“I don’t mean the regular Lord’s Bible. It’s a book he’s been writing for years and he always turns to it when he’s in trouble. I don’t know nothing about it. What he don’t want me to know, I don’t know,” and Jonas slammed the door behind him.
It was late when Enoch suddenly straightened himself up and, with an air of resolution, opened the black book. He uncapped his fountain pen and wrote:
“Diana, how could I know, how could I dream that such a thing could happen to you, through me! You must never come back to Washington. Perhaps they will forget. As for myself, I can’t seem to think clearly just what I must do. I am so very tired. One thing is certain, you never must see me again. For one wild moment the desire to return to the Canyon, now I am in its neighborhood overwhelmed me. I decided to go up there and see if I could find the peace that I found in my boyhood. Then I realized that you were at home, that all the world would see me go down Bright Angel, and I gave up the idea. But somehow, I must find rest, before I return to Washington. Oh, Diana, Diana!”

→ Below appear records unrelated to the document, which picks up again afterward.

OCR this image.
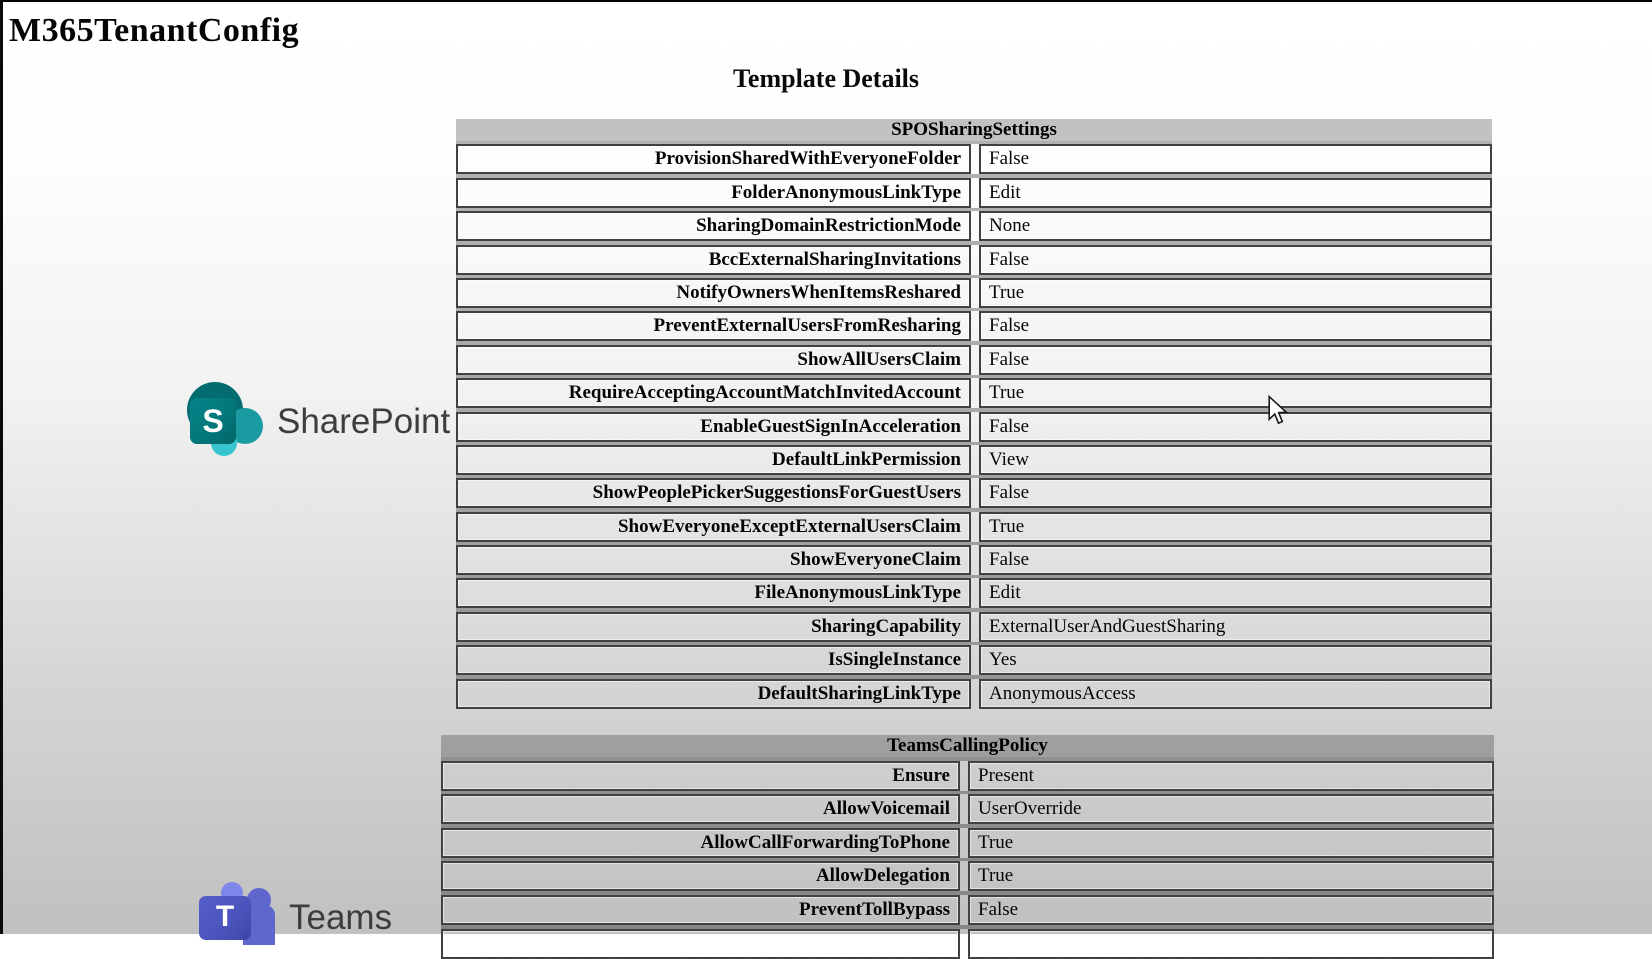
M365TenantConfig
Template Details
S	SharePoint

T	Teams

SPOSharingSettings
ProvisionSharedWithEveryoneFolder	False
FolderAnonymousLinkType	Edit
SharingDomainRestrictionMode	None
BccExternalSharingInvitations	False
NotifyOwnersWhenItemsReshared	True
PreventExternalUsersFromResharing	False
ShowAllUsersClaim	False
RequireAcceptingAccountMatchInvitedAccount	True
EnableGuestSignInAcceleration	False
DefaultLinkPermission	View
ShowPeoplePickerSuggestionsForGuestUsers	False
ShowEveryoneExceptExternalUsersClaim	True
ShowEveryoneClaim	False
FileAnonymousLinkType	Edit
SharingCapability	ExternalUserAndGuestSharing
IsSingleInstance	Yes
DefaultSharingLinkType	AnonymousAccess
TeamsCallingPolicy
Ensure	Present
AllowVoicemail	UserOverride
AllowCallForwardingToPhone	True
AllowDelegation	True
PreventTollBypass	False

It was midnight when Enoch finally lay down in his berth. To Jonas’ delight, he fell asleep almost immediately, and the faithful steward, after reporting to the anxious group on the platform, was soon asleep himself.
But it was not one o’clock when the Secretary awoke. The train was rumbling slowly, and he looked from the window. Only the moonlit flats of the desert were to be seen. Enoch rose with sudden energy and dressed himself. He chucked his toilet case, with his diary and a change of underwear, into a satchel, and scrawled a note to Abbott:
“Dear Charley: I’m slipping off into the desert for a little rest. You’ll hear from me when I feel better. Give out that I’m sick—I am—and cancel the few speaking engagements left. Tell Jonas he is not to worry. Yours, E. H.”
He sealed this note, then he pulled on a soft hat and, as the train stopped at a water tank, he slipped off the platform and stood in the shadow of an old shed. It seemed to him a long time before the engine, with violent puffing and jolting, started the long train on again. But finally the tail lights disappeared in the distance and Enoch was alone in the desert. For a few moments he stood beside the track, drawing in deep breaths of the warm night air. Then he started slowly westward along the railway tracks. He had noted a cluster of adobe houses a mile or so back, and toward these he was headed. In spite of the agony of the blow he had sustained Enoch, gazing from the silver flood of the desert, to the silver arch of the heavens, was conscious of a thrill of excitement and not unpleasant anticipation. Somewhere, somehow, in the desert, he would find peace and sufficient spiritual strength to sustain him when once more he faced Washington and the world.